Every year they invite me to talk to students and I tell them how we apply, for example, information and communication technologies to facilitate access to basic services of isolated rural communities, and every year I see faces of surprise. In short, I believe that the true spirit of the engineer is to improve the living conditions of his fellow human beings.

PAC World:  What is the advice that you would give when you are in front of an audience of young people?
J.E.:  Let them do what they like. Essential components such as passion, perseverance will be given if they dedicate themselves to something that gives them meaning. Young people are concerned and motivated by environmental issues, global problems of humanity. It is important to look for their solutions in the face of new challenges. Technology can and should help but it requires the will to apply it to solve the problems of the majority.
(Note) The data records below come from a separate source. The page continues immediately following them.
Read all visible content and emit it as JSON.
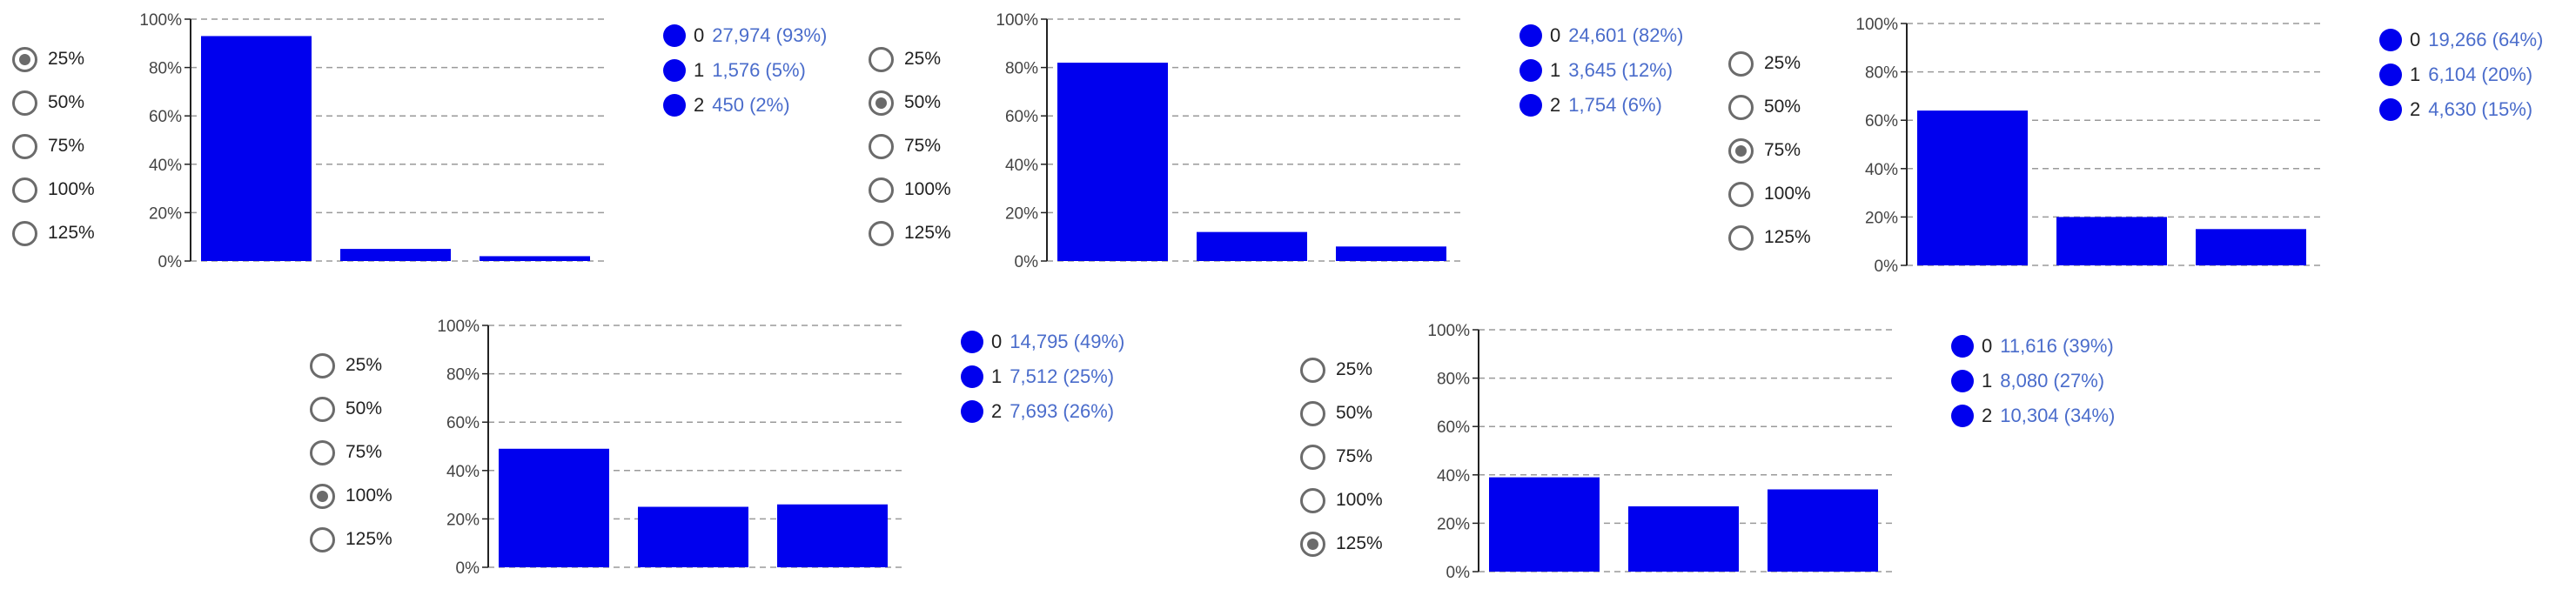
{
  "colors": {
    "bar": "#0000ee",
    "value_text": "#4a6ccb",
    "radio": "#6b6b6b",
    "grid": "#9a9a9a"
  },
  "radio_options": [
    "25%",
    "50%",
    "75%",
    "100%",
    "125%"
  ],
  "panels": [
    {
      "selected": "25%",
      "legend": [
        {
          "key": "0",
          "value": "27,974 (93%)"
        },
        {
          "key": "1",
          "value": "1,576 (5%)"
        },
        {
          "key": "2",
          "value": "450 (2%)"
        }
      ]
    },
    {
      "selected": "50%",
      "legend": [
        {
          "key": "0",
          "value": "24,601 (82%)"
        },
        {
          "key": "1",
          "value": "3,645 (12%)"
        },
        {
          "key": "2",
          "value": "1,754 (6%)"
        }
      ]
    },
    {
      "selected": "75%",
      "legend": [
        {
          "key": "0",
          "value": "19,266 (64%)"
        },
        {
          "key": "1",
          "value": "6,104 (20%)"
        },
        {
          "key": "2",
          "value": "4,630 (15%)"
        }
      ]
    },
    {
      "selected": "100%",
      "legend": [
        {
          "key": "0",
          "value": "14,795 (49%)"
        },
        {
          "key": "1",
          "value": "7,512 (25%)"
        },
        {
          "key": "2",
          "value": "7,693 (26%)"
        }
      ]
    },
    {
      "selected": "125%",
      "legend": [
        {
          "key": "0",
          "value": "11,616 (39%)"
        },
        {
          "key": "1",
          "value": "8,080 (27%)"
        },
        {
          "key": "2",
          "value": "10,304 (34%)"
        }
      ]
    }
  ],
  "chart_data": [
    {
      "type": "bar",
      "categories": [
        "0",
        "1",
        "2"
      ],
      "values": [
        93,
        5,
        2
      ],
      "ylim": [
        0,
        100
      ],
      "yticks": [
        "0%",
        "20%",
        "40%",
        "60%",
        "80%",
        "100%"
      ],
      "grid": true,
      "legend": "right"
    },
    {
      "type": "bar",
      "categories": [
        "0",
        "1",
        "2"
      ],
      "values": [
        82,
        12,
        6
      ],
      "ylim": [
        0,
        100
      ],
      "yticks": [
        "0%",
        "20%",
        "40%",
        "60%",
        "80%",
        "100%"
      ],
      "grid": true,
      "legend": "right"
    },
    {
      "type": "bar",
      "categories": [
        "0",
        "1",
        "2"
      ],
      "values": [
        64,
        20,
        15
      ],
      "ylim": [
        0,
        100
      ],
      "yticks": [
        "0%",
        "20%",
        "40%",
        "60%",
        "80%",
        "100%"
      ],
      "grid": true,
      "legend": "right"
    },
    {
      "type": "bar",
      "categories": [
        "0",
        "1",
        "2"
      ],
      "values": [
        49,
        25,
        26
      ],
      "ylim": [
        0,
        100
      ],
      "yticks": [
        "0%",
        "20%",
        "40%",
        "60%",
        "80%",
        "100%"
      ],
      "grid": true,
      "legend": "right"
    },
    {
      "type": "bar",
      "categories": [
        "0",
        "1",
        "2"
      ],
      "values": [
        39,
        27,
        34
      ],
      "ylim": [
        0,
        100
      ],
      "yticks": [
        "0%",
        "20%",
        "40%",
        "60%",
        "80%",
        "100%"
      ],
      "grid": true,
      "legend": "right"
    }
  ]
}
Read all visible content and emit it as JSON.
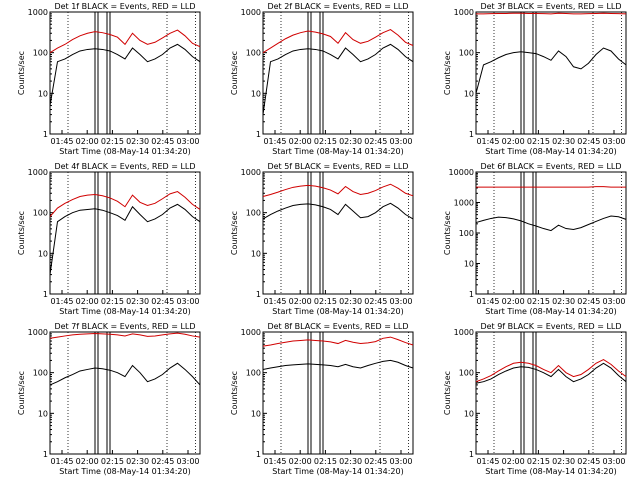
{
  "chart_data": [
    {
      "type": "line",
      "title": "Det 1f BLACK = Events, RED = LLD",
      "xlabel": "Start Time (08-May-14 01:34:20)",
      "ylabel": "Counts/sec",
      "yscale": "log",
      "ylim": [
        1,
        1000
      ],
      "xticks": [
        "01:45",
        "02:00",
        "02:15",
        "02:30",
        "02:45",
        "03:00"
      ],
      "series": [
        {
          "color": "#000000",
          "x": [
            0,
            5,
            10,
            15,
            20,
            25,
            30,
            35,
            40,
            45,
            50,
            55,
            60,
            65,
            70,
            75,
            80,
            85,
            90,
            95,
            100
          ],
          "y": [
            5,
            60,
            70,
            90,
            110,
            120,
            125,
            120,
            110,
            90,
            70,
            130,
            90,
            60,
            70,
            90,
            130,
            160,
            120,
            80,
            60
          ]
        },
        {
          "color": "#d00000",
          "x": [
            0,
            5,
            10,
            15,
            20,
            25,
            30,
            35,
            40,
            45,
            50,
            55,
            60,
            65,
            70,
            75,
            80,
            85,
            90,
            95,
            100
          ],
          "y": [
            100,
            130,
            160,
            210,
            260,
            300,
            330,
            310,
            280,
            240,
            160,
            300,
            200,
            160,
            180,
            230,
            300,
            360,
            260,
            170,
            140
          ]
        }
      ]
    },
    {
      "type": "line",
      "title": "Det 2f BLACK = Events, RED = LLD",
      "xlabel": "Start Time (08-May-14 01:34:20)",
      "ylabel": "Counts/sec",
      "yscale": "log",
      "ylim": [
        1,
        1000
      ],
      "xticks": [
        "01:45",
        "02:00",
        "02:15",
        "02:30",
        "02:45",
        "03:00"
      ],
      "series": [
        {
          "color": "#000000",
          "x": [
            0,
            5,
            10,
            15,
            20,
            25,
            30,
            35,
            40,
            45,
            50,
            55,
            60,
            65,
            70,
            75,
            80,
            85,
            90,
            95,
            100
          ],
          "y": [
            3,
            60,
            70,
            90,
            110,
            120,
            125,
            120,
            110,
            90,
            70,
            130,
            90,
            60,
            70,
            90,
            130,
            160,
            120,
            80,
            60
          ]
        },
        {
          "color": "#d00000",
          "x": [
            0,
            5,
            10,
            15,
            20,
            25,
            30,
            35,
            40,
            45,
            50,
            55,
            60,
            65,
            70,
            75,
            80,
            85,
            90,
            95,
            100
          ],
          "y": [
            100,
            130,
            170,
            220,
            270,
            310,
            340,
            320,
            290,
            250,
            170,
            310,
            210,
            170,
            190,
            240,
            310,
            370,
            270,
            180,
            150
          ]
        }
      ]
    },
    {
      "type": "line",
      "title": "Det 3f BLACK = Events, RED = LLD",
      "xlabel": "Start Time (08-May-14 01:34:20)",
      "ylabel": "Counts/sec",
      "yscale": "log",
      "ylim": [
        1,
        1000
      ],
      "xticks": [
        "01:45",
        "02:00",
        "02:15",
        "02:30",
        "02:45",
        "03:00"
      ],
      "series": [
        {
          "color": "#000000",
          "x": [
            0,
            5,
            10,
            15,
            20,
            25,
            30,
            35,
            40,
            45,
            50,
            55,
            60,
            65,
            70,
            75,
            80,
            85,
            90,
            95,
            100
          ],
          "y": [
            10,
            50,
            60,
            75,
            90,
            100,
            105,
            100,
            95,
            80,
            65,
            110,
            80,
            45,
            40,
            55,
            90,
            130,
            110,
            70,
            50
          ]
        },
        {
          "color": "#d00000",
          "x": [
            0,
            5,
            10,
            15,
            20,
            25,
            30,
            35,
            40,
            45,
            50,
            55,
            60,
            65,
            70,
            75,
            80,
            85,
            90,
            95,
            100
          ],
          "y": [
            900,
            900,
            910,
            920,
            920,
            930,
            930,
            920,
            920,
            910,
            900,
            930,
            920,
            900,
            900,
            910,
            920,
            930,
            920,
            910,
            900
          ]
        }
      ]
    },
    {
      "type": "line",
      "title": "Det 4f BLACK = Events, RED = LLD",
      "xlabel": "Start Time (08-May-14 01:34:20)",
      "ylabel": "Counts/sec",
      "yscale": "log",
      "ylim": [
        1,
        1000
      ],
      "xticks": [
        "01:45",
        "02:00",
        "02:15",
        "02:30",
        "02:45",
        "03:00"
      ],
      "series": [
        {
          "color": "#000000",
          "x": [
            0,
            5,
            10,
            15,
            20,
            25,
            30,
            35,
            40,
            45,
            50,
            55,
            60,
            65,
            70,
            75,
            80,
            85,
            90,
            95,
            100
          ],
          "y": [
            3,
            60,
            80,
            100,
            115,
            120,
            125,
            115,
            100,
            85,
            65,
            140,
            90,
            60,
            70,
            90,
            130,
            160,
            120,
            80,
            60
          ]
        },
        {
          "color": "#d00000",
          "x": [
            0,
            5,
            10,
            15,
            20,
            25,
            30,
            35,
            40,
            45,
            50,
            55,
            60,
            65,
            70,
            75,
            80,
            85,
            90,
            95,
            100
          ],
          "y": [
            80,
            130,
            170,
            210,
            250,
            270,
            280,
            260,
            230,
            190,
            140,
            270,
            180,
            150,
            170,
            220,
            290,
            330,
            240,
            160,
            120
          ]
        }
      ]
    },
    {
      "type": "line",
      "title": "Det 5f BLACK = Events, RED = LLD",
      "xlabel": "Start Time (08-May-14 01:34:20)",
      "ylabel": "Counts/sec",
      "yscale": "log",
      "ylim": [
        1,
        1000
      ],
      "xticks": [
        "01:45",
        "02:00",
        "02:15",
        "02:30",
        "02:45",
        "03:00"
      ],
      "series": [
        {
          "color": "#000000",
          "x": [
            0,
            5,
            10,
            15,
            20,
            25,
            30,
            35,
            40,
            45,
            50,
            55,
            60,
            65,
            70,
            75,
            80,
            85,
            90,
            95,
            100
          ],
          "y": [
            70,
            90,
            110,
            130,
            150,
            160,
            165,
            155,
            140,
            120,
            90,
            160,
            110,
            75,
            80,
            100,
            140,
            170,
            130,
            90,
            70
          ]
        },
        {
          "color": "#d00000",
          "x": [
            0,
            5,
            10,
            15,
            20,
            25,
            30,
            35,
            40,
            45,
            50,
            55,
            60,
            65,
            70,
            75,
            80,
            85,
            90,
            95,
            100
          ],
          "y": [
            250,
            280,
            320,
            370,
            420,
            450,
            470,
            450,
            410,
            360,
            290,
            440,
            330,
            280,
            300,
            350,
            430,
            500,
            400,
            300,
            260
          ]
        }
      ]
    },
    {
      "type": "line",
      "title": "Det 6f BLACK = Events, RED = LLD",
      "xlabel": "Start Time (08-May-14 01:34:20)",
      "ylabel": "Counts/sec",
      "yscale": "log",
      "ylim": [
        1,
        10000
      ],
      "xticks": [
        "01:45",
        "02:00",
        "02:15",
        "02:30",
        "02:45",
        "03:00"
      ],
      "series": [
        {
          "color": "#000000",
          "x": [
            0,
            5,
            10,
            15,
            20,
            25,
            30,
            35,
            40,
            45,
            50,
            55,
            60,
            65,
            70,
            75,
            80,
            85,
            90,
            95,
            100
          ],
          "y": [
            220,
            260,
            300,
            330,
            320,
            290,
            250,
            200,
            170,
            140,
            120,
            180,
            140,
            130,
            150,
            190,
            240,
            300,
            360,
            340,
            280
          ]
        },
        {
          "color": "#d00000",
          "x": [
            0,
            5,
            10,
            15,
            20,
            25,
            30,
            35,
            40,
            45,
            50,
            55,
            60,
            65,
            70,
            75,
            80,
            85,
            90,
            95,
            100
          ],
          "y": [
            3200,
            3200,
            3200,
            3200,
            3200,
            3200,
            3200,
            3200,
            3200,
            3200,
            3200,
            3200,
            3200,
            3200,
            3200,
            3200,
            3300,
            3300,
            3200,
            3200,
            3200
          ]
        }
      ]
    },
    {
      "type": "line",
      "title": "Det 7f BLACK = Events, RED = LLD",
      "xlabel": "Start Time (08-May-14 01:34:20)",
      "ylabel": "Counts/sec",
      "yscale": "log",
      "ylim": [
        1,
        1000
      ],
      "xticks": [
        "01:45",
        "02:00",
        "02:15",
        "02:30",
        "02:45",
        "03:00"
      ],
      "series": [
        {
          "color": "#000000",
          "x": [
            0,
            5,
            10,
            15,
            20,
            25,
            30,
            35,
            40,
            45,
            50,
            55,
            60,
            65,
            70,
            75,
            80,
            85,
            90,
            95,
            100
          ],
          "y": [
            50,
            60,
            75,
            90,
            110,
            120,
            130,
            125,
            115,
            100,
            80,
            150,
            100,
            60,
            70,
            90,
            130,
            170,
            120,
            80,
            50
          ]
        },
        {
          "color": "#d00000",
          "x": [
            0,
            5,
            10,
            15,
            20,
            25,
            30,
            35,
            40,
            45,
            50,
            55,
            60,
            65,
            70,
            75,
            80,
            85,
            90,
            95,
            100
          ],
          "y": [
            700,
            750,
            800,
            850,
            880,
            900,
            920,
            900,
            880,
            850,
            800,
            900,
            850,
            780,
            800,
            850,
            900,
            940,
            880,
            800,
            750
          ]
        }
      ]
    },
    {
      "type": "line",
      "title": "Det 8f BLACK = Events, RED = LLD",
      "xlabel": "Start Time (08-May-14 01:34:20)",
      "ylabel": "Counts/sec",
      "yscale": "log",
      "ylim": [
        1,
        1000
      ],
      "xticks": [
        "01:45",
        "02:00",
        "02:15",
        "02:30",
        "02:45",
        "03:00"
      ],
      "series": [
        {
          "color": "#000000",
          "x": [
            0,
            5,
            10,
            15,
            20,
            25,
            30,
            35,
            40,
            45,
            50,
            55,
            60,
            65,
            70,
            75,
            80,
            85,
            90,
            95,
            100
          ],
          "y": [
            120,
            130,
            140,
            150,
            155,
            160,
            165,
            160,
            155,
            150,
            140,
            160,
            140,
            130,
            150,
            170,
            190,
            200,
            180,
            150,
            130
          ]
        },
        {
          "color": "#d00000",
          "x": [
            0,
            5,
            10,
            15,
            20,
            25,
            30,
            35,
            40,
            45,
            50,
            55,
            60,
            65,
            70,
            75,
            80,
            85,
            90,
            95,
            100
          ],
          "y": [
            450,
            480,
            520,
            560,
            600,
            620,
            640,
            620,
            600,
            570,
            520,
            620,
            560,
            520,
            540,
            580,
            700,
            750,
            650,
            550,
            480
          ]
        }
      ]
    },
    {
      "type": "line",
      "title": "Det 9f BLACK = Events, RED = LLD",
      "xlabel": "Start Time (08-May-14 01:34:20)",
      "ylabel": "Counts/sec",
      "yscale": "log",
      "ylim": [
        1,
        1000
      ],
      "xticks": [
        "01:45",
        "02:00",
        "02:15",
        "02:30",
        "02:45",
        "03:00"
      ],
      "series": [
        {
          "color": "#000000",
          "x": [
            0,
            5,
            10,
            15,
            20,
            25,
            30,
            35,
            40,
            45,
            50,
            55,
            60,
            65,
            70,
            75,
            80,
            85,
            90,
            95,
            100
          ],
          "y": [
            55,
            60,
            70,
            90,
            110,
            130,
            140,
            135,
            120,
            100,
            80,
            120,
            80,
            60,
            70,
            90,
            130,
            170,
            130,
            85,
            60
          ]
        },
        {
          "color": "#d00000",
          "x": [
            0,
            5,
            10,
            15,
            20,
            25,
            30,
            35,
            40,
            45,
            50,
            55,
            60,
            65,
            70,
            75,
            80,
            85,
            90,
            95,
            100
          ],
          "y": [
            60,
            70,
            85,
            110,
            140,
            170,
            180,
            170,
            150,
            120,
            100,
            150,
            100,
            80,
            90,
            120,
            170,
            210,
            160,
            110,
            80
          ]
        }
      ]
    }
  ]
}
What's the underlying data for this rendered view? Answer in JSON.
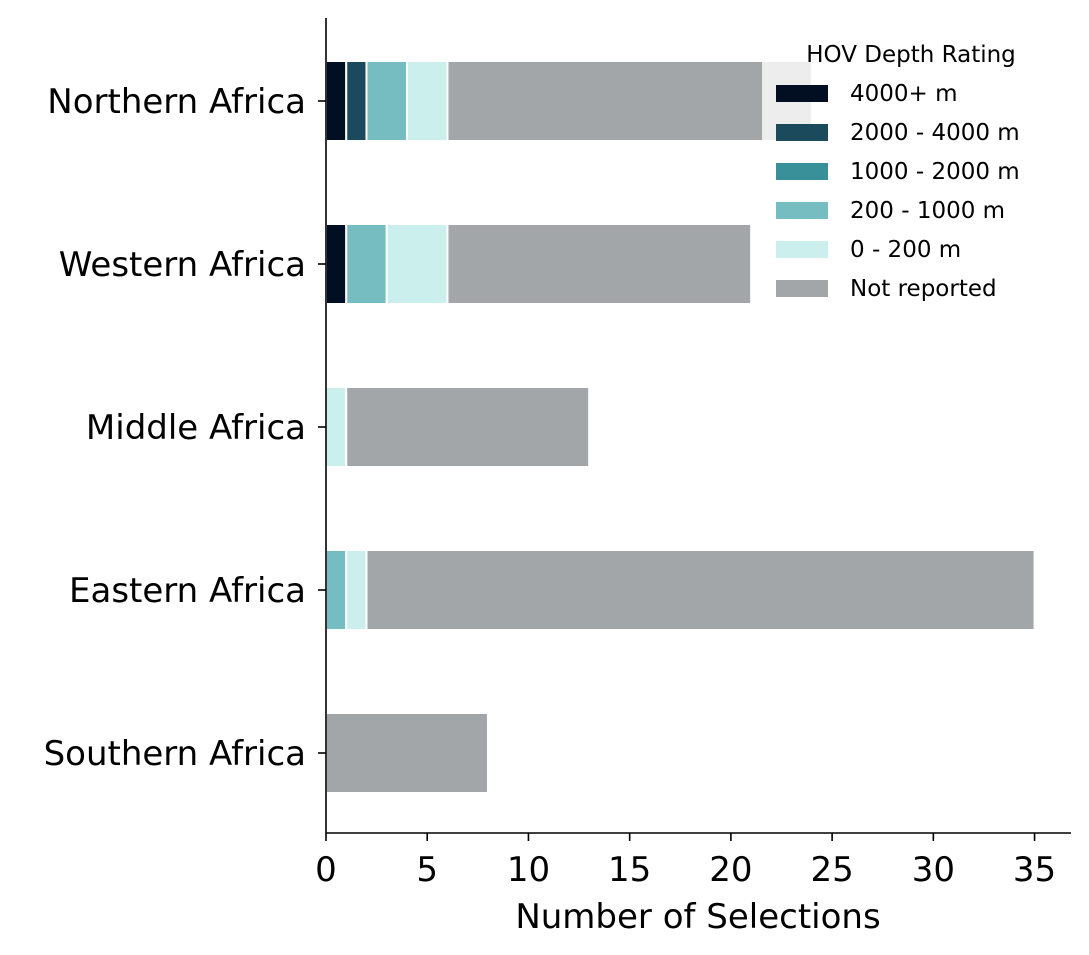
{
  "chart_data": {
    "type": "bar",
    "orientation": "horizontal",
    "stacked": true,
    "xlabel": "Number of Selections",
    "ylabel": "",
    "xlim": [
      0,
      36.8
    ],
    "xticks": [
      0,
      5,
      10,
      15,
      20,
      25,
      30,
      35
    ],
    "grid": false,
    "legend": {
      "title": "HOV Depth Rating",
      "placement": "top-right"
    },
    "categories": [
      "Northern Africa",
      "Western Africa",
      "Middle Africa",
      "Eastern Africa",
      "Southern Africa"
    ],
    "series": [
      {
        "name": "4000+ m",
        "color": "#020f22",
        "values": [
          1,
          1,
          0,
          0,
          0
        ]
      },
      {
        "name": "2000 - 4000 m",
        "color": "#1a4a5c",
        "values": [
          1,
          0,
          0,
          0,
          0
        ]
      },
      {
        "name": "1000 - 2000 m",
        "color": "#3a9099",
        "values": [
          0,
          0,
          0,
          0,
          0
        ]
      },
      {
        "name": "200 - 1000 m",
        "color": "#75bdc1",
        "values": [
          2,
          2,
          0,
          1,
          0
        ]
      },
      {
        "name": "0 - 200 m",
        "color": "#cbefec",
        "values": [
          2,
          3,
          1,
          1,
          0
        ]
      },
      {
        "name": "Not reported",
        "color": "#a3a6a8",
        "values": [
          18,
          15,
          12,
          33,
          8
        ]
      }
    ]
  }
}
PAC World:  You have traveled to many countries. Do you have a favorite place to visit?
J.E.:  Amazonia.

PAC World:  Do you have a hobby or something that you like to do when you are not working?
J.E.:  Mountaineering in the past and now, walking, gardening, reading, but also to speak and play with my grandsons.

PAC World:  You have been married for 43 years. What is the secret?
J.E.:  Support and understanding. Recognition of the effort of each one. But above all, have shared goals.

PAC World:  How do you mix your professional and your personal life?
J.E.:  During the stage of professional development it is very difficult to dedicate all the time that one would like for the family. The professional demands, the trips, ... made it difficult to reconcile it with family life. Fortunately, my wife has dedicated herself to taking care of family relationships and attending to support needs. Over time I have been able to spend more time with the family and in recent years I have enjoyed and enjoy my grandchildren a lot.

PAC World:  You are still working in different roles. Do you ever consider retiring?
J.E.:  Most people like the retirement because they can do something that they like, without pressure. I am now thinking about my next initiative. According with the age you have to adapt your role, but there is a lot of things to do, and the problems of our world need contributions of educated people.

PAC World:  What is your favorite music?
J.E.:  When I work at home I like to hear Gregorian or jazz music in the background. They transmit me peace and tranquility.

PAC World:  What is your favorite entertainment?
J.E.:  Gardening, reading …and talking and playing with my grandchildren.

PAC World:  Do you have any favorite food?
J.E.:  I like trying new flavours and foods. I find Peruvian cuisine excellent. The integration of flavours of different cuisines seems a permanent innovation. It is not surprising that the two best Latin American restaurants are Peruvian.

PAC World:  Do you have a motto?
J.E.:  If you intend to do things "it is preferable that you ask for forgiveness than permission" There is no other way to learn than doing.